New Delhi:
The government on Wednesday said no data or security breach has been identified in Aarogya Setu after an ethical hacker raised concerns that the data of millions of people was at risk.
The app is the government's mobile application for contact tracing and disseminating medical advisories to users in order to contain the spread of COVID-19.
On Tuesday, a French hacker and cyber security expert Elliot Alderson had claimed that "a security issue has been found" in the app and that "privacy of 90 million Indians is at stake".
Dismissing the claims, the government said "no personal information of any user has been proven to be at risk by this ethical hacker".
"We are continuously testing and upgrading our systems. Team Aarogya Setu assures everyone that no data or security breach has been identified," the government said through the app’s Twitter handle.
The tweet gave point-by-point clarification on the red flags raised by the hacker.
"We discussed with the hacker and were made aware of the following… the app fetches user location on a few occasions," it said, but added that this was by design and is clearly detailed in the privacy policy.
The app fetches users’ location and stores on the server in a secure, encrypted, anonymised manner – at the time of registration, at the time of self assessment, when users submit their contact tracing data voluntary through the app or when it fetches the contact tracing data of users after they have turned COVID-19 positive, it said.
On another issue that users can get COVID-19 stats displayed on the home screen by changing the radius and latitude-longitude using a script, Aarogya Setu said that all this information is already public for all locations and hence does not compromise on any personal or sensitive data.
"We thank the ethical hacker on engaging with us. We encourage any users who identify a vulnerability to inform us immediately…," it said.
Responding to Aarogya Setu's clarification, Alderson tweeted, "I will come back to you tomorrow".
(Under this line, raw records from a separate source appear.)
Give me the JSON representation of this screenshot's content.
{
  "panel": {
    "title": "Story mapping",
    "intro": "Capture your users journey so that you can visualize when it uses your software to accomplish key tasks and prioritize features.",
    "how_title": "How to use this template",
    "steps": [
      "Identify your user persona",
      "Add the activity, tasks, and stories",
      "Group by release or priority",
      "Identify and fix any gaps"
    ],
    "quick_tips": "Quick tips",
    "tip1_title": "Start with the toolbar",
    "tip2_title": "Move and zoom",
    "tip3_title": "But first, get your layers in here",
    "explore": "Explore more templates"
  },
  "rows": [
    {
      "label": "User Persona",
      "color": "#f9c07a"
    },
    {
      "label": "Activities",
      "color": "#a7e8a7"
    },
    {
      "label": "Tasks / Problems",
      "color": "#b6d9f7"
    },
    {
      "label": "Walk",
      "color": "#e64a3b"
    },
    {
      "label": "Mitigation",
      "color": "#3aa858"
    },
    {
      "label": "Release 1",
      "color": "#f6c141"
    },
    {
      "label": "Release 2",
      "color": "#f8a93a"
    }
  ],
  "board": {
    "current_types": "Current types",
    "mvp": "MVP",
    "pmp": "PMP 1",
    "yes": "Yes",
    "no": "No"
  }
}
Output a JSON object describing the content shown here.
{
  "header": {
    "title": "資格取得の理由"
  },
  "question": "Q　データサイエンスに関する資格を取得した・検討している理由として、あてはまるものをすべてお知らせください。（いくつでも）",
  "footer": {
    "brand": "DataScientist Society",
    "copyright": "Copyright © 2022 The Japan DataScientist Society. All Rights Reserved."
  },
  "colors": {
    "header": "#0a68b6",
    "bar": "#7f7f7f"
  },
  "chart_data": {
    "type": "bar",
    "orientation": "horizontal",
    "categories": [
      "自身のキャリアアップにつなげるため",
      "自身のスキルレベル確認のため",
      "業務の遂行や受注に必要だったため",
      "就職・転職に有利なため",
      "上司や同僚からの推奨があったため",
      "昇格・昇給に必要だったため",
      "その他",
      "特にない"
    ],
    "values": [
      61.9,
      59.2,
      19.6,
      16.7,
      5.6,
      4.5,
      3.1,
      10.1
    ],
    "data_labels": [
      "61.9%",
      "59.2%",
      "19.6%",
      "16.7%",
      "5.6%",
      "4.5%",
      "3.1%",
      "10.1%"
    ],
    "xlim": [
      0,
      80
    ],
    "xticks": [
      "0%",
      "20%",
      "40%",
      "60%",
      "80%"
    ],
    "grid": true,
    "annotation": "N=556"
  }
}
Nine crore users have downloaded the Aarogya Setu
Close to nine crore users have downloaded the Aarogya Setu mobile application and it has been made mandatory that government and private sector employees use it to bolster efforts to fight the COVID-19 pandemic.
The Group of Ministers (GoM) on COVID-19 was informed about this on Tuesday by officials during its 14th meeting in which it also discussed various aspects pertaining to the performance, impact and benefits of the Aarogya Setu application.
The mobile application helps users identify whether they are at risk of COVID-19. It also provides people with important information, including ways to avoid coronavirus and its symptoms.
The GoM was informed that "people have informed about their health status on the application which has helped in tracing those suffering with any symptoms for COVID-19 containment , the heatth ministry said in a statement on Tuesday.
The GoM was also informed that a mechanism has been devised to reach out to the people who have landline or featured phones through Interactive Voice Response System (IVRS) in local languages for better results," it said Union Health Minister Harsh Vardhan who chaired the GoM meeting said use of technology is integral for the containment strategy and is helping the states to manage the deadly disease in a more effective manner.
The Union Home Ministry on Friday also said the mobile app will be must for people living in COVID-19 containment zones. "Use of Aarogya Setu app shall be made mandatory for all employees, both private and public. It shall be the responsibility of the head of the respective organisations to ensure 100 per cent coverage of this app among the employees," the ministry had said.